Он принадлежал буквально к считаным единицам, выезжавшим из извоевавшейся, изголодавшейся, потрясаемой террором ЧК страны, и для таможенных чиновников серпастый, молоткастый, кровавого цвета паспорт был, безусловно, настораживающей редкостью. Такой настораживающей редкостью сегодня для советских таможенников является, я полагаю, паспорт китайский. Если человек из маоцзэдуновского Китая въезжает в Советский Союз, к тому же не дипломат, к тому же один, то?.. Знак вопроса.
Я могу хорошо себе представить сегодняшнего молодого китайского поэта из хунвейбинов, который по возвращении написал стихи о китайском паспорте: как ошалело брали его в руки насмерть перепуганные «советские ревизионисты», как змею, как бомбу, с концовкой вполне по Маяковскому: «Читайте, завидуйте, я гражданин Китайской Республики Мао Цзэдуна».

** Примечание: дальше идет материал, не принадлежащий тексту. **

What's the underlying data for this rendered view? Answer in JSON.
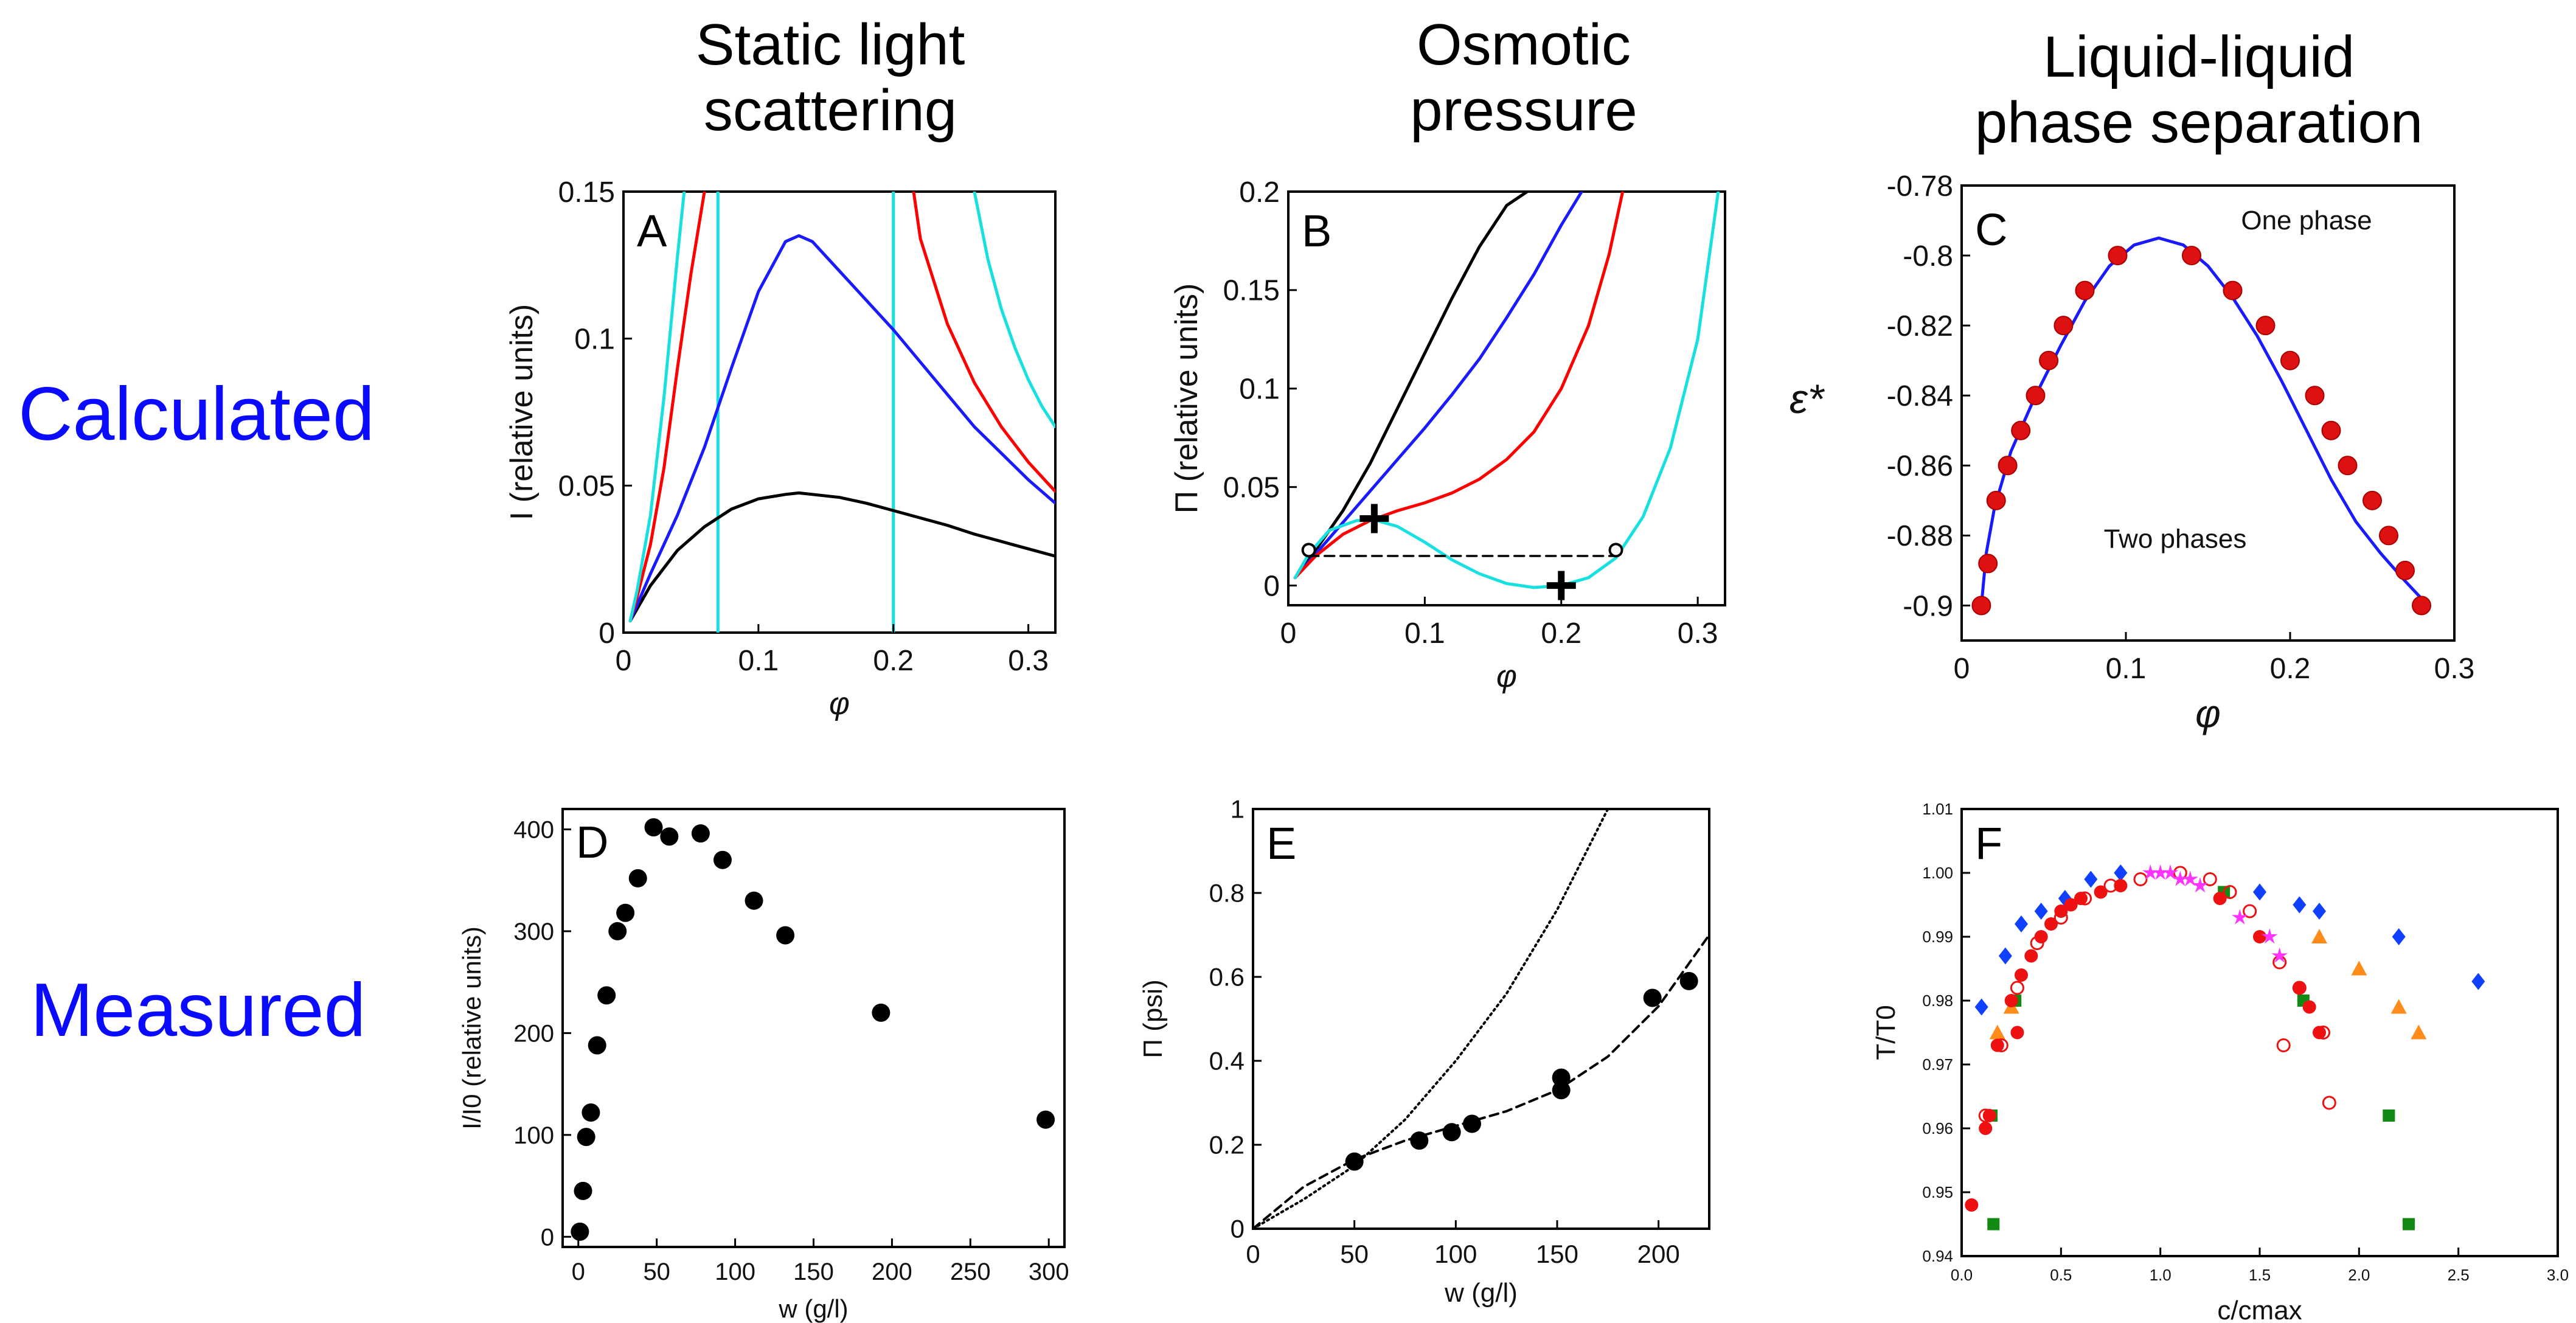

Советский внутренний паспорт — темного землистого цвета, с отпечатанным черной краской гербом, и поскольку абсолютное большинство населения за границу не выезжает ни разу в течение всей жизни, а стихи о советском паспорте все изучают в школе, то описанная Маяковским красочная книжка представляется чем-то вроде художественного образа, существовавшего в прошлом, давно, как залпы «Авроры», если они вообще были. Так, по крайней мере, представлялось мне, пока где-то к годам тридцати своим я не получил в дрогнувшие руки это полуреальное чудо, оказавшееся, к моему потрясению, и красным, и серпастым, и молоткастым!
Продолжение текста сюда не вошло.